I am open to fluorescent bulb or LED lighting. Prefer LED but I am open for suggestions on both. The walls and ceiling will be finished and painted white.

Any help and suggestions is greatly appreciated.

Thanks

If you go with LED lighting, stay away from any bulbs that have a clear lens. You want to go with bulbs that have a frosted lens if you are doing detail work.

The reason being is that with a clear lens, the LED bulbs, whether 4 foot long tubes that shop lights have, or the screw in "Edison" type, the small individual LED's inside each bulb will create tiny white "dots" all over the surface of your vehicles.

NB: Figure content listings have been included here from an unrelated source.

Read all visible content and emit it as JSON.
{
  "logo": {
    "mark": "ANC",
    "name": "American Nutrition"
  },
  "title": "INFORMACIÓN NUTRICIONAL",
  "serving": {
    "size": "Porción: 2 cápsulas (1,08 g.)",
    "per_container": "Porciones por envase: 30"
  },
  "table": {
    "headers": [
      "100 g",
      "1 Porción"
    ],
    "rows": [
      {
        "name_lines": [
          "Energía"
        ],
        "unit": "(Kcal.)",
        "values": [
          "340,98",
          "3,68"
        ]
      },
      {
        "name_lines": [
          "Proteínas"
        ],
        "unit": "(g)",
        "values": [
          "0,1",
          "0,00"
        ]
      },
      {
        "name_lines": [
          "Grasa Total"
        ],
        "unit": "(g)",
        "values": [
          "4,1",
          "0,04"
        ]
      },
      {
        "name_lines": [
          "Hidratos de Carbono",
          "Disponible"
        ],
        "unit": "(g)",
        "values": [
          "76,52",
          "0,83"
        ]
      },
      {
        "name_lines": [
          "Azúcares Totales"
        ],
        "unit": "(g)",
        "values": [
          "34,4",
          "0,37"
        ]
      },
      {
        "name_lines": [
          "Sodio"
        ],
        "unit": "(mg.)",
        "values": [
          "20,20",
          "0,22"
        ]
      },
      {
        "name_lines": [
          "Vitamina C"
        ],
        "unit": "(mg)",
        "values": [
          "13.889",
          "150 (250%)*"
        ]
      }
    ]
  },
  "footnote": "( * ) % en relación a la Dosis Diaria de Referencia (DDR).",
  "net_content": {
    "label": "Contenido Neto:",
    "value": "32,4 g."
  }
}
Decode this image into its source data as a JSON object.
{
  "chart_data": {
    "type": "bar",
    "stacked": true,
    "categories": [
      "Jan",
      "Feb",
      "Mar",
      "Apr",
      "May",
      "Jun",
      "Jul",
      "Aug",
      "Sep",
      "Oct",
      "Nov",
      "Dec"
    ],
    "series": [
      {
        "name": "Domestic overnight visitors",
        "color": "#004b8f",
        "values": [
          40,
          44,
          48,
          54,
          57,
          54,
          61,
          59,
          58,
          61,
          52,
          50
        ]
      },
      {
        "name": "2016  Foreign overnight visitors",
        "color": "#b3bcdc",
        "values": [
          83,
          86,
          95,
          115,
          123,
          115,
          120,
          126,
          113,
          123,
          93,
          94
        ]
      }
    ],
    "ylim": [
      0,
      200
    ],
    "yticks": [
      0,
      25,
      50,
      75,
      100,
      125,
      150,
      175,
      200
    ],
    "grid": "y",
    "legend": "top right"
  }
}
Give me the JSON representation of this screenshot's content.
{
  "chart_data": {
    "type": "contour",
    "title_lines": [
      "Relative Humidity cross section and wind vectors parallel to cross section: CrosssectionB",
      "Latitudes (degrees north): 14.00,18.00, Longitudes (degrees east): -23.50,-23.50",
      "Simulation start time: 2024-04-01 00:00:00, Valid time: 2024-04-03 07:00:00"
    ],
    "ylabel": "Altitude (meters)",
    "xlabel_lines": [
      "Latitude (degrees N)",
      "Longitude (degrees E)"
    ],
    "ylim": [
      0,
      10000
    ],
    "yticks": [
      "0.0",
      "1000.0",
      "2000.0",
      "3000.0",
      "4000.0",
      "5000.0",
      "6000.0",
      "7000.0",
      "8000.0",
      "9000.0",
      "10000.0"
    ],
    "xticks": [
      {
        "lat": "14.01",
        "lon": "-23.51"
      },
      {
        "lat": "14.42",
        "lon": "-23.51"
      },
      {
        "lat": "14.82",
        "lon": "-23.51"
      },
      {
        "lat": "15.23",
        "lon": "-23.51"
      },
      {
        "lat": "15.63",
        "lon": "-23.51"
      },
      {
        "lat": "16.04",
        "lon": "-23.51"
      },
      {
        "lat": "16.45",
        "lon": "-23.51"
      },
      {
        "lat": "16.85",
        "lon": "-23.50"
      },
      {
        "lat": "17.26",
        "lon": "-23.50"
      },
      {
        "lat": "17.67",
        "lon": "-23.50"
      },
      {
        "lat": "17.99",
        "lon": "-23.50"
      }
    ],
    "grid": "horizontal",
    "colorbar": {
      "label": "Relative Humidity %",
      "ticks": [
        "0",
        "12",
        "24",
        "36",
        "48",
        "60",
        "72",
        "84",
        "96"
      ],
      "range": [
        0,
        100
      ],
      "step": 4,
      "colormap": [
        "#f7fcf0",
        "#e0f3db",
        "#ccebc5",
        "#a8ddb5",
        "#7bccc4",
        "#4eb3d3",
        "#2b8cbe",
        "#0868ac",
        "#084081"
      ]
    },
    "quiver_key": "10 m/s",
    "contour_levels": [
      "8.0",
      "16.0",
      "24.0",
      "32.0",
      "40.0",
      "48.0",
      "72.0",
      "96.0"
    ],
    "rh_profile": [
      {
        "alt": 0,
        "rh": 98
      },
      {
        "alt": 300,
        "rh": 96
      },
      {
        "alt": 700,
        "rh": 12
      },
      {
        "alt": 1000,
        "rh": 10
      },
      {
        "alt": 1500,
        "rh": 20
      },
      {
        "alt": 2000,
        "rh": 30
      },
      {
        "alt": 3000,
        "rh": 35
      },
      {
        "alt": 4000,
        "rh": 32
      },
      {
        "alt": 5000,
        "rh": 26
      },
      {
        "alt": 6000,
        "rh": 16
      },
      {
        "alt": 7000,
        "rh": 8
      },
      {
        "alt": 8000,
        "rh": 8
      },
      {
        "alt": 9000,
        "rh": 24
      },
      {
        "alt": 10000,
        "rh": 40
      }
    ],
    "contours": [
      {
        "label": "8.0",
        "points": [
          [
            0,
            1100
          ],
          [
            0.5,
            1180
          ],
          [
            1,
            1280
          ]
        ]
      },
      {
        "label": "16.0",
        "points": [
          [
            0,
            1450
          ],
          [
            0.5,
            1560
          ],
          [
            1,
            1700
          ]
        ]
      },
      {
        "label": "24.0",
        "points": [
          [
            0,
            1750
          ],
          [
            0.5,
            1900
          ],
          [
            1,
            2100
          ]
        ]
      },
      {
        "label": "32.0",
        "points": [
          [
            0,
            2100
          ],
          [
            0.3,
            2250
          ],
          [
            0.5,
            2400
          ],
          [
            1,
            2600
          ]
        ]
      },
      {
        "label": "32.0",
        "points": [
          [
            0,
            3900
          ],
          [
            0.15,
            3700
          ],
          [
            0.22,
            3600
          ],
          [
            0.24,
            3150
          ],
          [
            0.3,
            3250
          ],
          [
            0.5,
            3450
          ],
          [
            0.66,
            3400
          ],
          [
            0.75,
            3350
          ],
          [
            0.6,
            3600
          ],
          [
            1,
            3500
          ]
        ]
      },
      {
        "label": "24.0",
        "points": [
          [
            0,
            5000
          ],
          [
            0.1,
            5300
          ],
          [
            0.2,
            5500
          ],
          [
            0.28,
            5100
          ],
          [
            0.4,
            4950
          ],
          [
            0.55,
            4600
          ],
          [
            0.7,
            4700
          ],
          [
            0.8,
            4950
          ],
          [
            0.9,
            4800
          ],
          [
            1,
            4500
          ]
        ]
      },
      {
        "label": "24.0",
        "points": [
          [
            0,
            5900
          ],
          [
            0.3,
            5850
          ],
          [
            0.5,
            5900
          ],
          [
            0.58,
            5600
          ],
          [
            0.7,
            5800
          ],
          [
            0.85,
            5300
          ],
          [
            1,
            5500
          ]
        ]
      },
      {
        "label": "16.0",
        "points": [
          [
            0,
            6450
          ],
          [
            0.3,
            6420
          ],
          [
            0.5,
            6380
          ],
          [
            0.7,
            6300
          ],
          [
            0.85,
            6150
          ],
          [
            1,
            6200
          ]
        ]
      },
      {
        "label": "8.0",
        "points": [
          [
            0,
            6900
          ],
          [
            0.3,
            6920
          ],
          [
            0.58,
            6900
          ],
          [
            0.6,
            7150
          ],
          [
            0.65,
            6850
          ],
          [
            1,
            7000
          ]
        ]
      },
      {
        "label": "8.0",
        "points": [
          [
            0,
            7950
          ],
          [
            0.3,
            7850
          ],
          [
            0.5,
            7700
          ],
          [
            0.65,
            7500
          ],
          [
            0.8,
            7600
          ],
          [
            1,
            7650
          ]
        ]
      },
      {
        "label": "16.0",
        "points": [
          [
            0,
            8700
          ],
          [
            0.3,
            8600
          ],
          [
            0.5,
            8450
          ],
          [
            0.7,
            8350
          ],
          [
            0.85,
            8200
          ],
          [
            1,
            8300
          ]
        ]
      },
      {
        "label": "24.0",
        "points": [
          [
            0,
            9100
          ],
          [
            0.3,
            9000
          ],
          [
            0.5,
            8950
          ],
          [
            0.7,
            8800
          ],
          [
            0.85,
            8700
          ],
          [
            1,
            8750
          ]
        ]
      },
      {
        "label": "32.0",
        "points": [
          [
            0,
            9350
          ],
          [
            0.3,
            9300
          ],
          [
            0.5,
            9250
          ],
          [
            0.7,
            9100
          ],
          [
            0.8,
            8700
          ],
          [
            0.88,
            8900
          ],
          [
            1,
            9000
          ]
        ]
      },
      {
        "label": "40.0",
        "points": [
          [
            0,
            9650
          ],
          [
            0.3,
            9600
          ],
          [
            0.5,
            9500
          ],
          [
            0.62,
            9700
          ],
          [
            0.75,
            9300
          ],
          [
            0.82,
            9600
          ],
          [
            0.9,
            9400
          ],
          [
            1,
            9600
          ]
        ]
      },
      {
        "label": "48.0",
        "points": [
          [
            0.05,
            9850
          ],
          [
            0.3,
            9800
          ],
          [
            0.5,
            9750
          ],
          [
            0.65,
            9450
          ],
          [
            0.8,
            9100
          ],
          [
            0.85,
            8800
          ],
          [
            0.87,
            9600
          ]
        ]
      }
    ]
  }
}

This is not a real issue if you are just working on vehicles, doing maintenance, or other garage type work. But doing detail work, and having to see the surface of the vehicles more clearly and evenly, you don't want a bunch of tiny white dots showing up and making it harder to see what you are doing.

Frosted lenses, like the ones on most fluorescent shop lights, create a smoother, more even light, and will also allow you to see any imperfections in the vehicles painted surfaces as you are detailing them.

Besides good overhead light, you also want to make sure you get yourself a few stand up lights/lamps that you can move around to put the light exactly where you need it for working on the sides and bottom of the vehicles.

You can never have too much light when you are detailing a nice car!!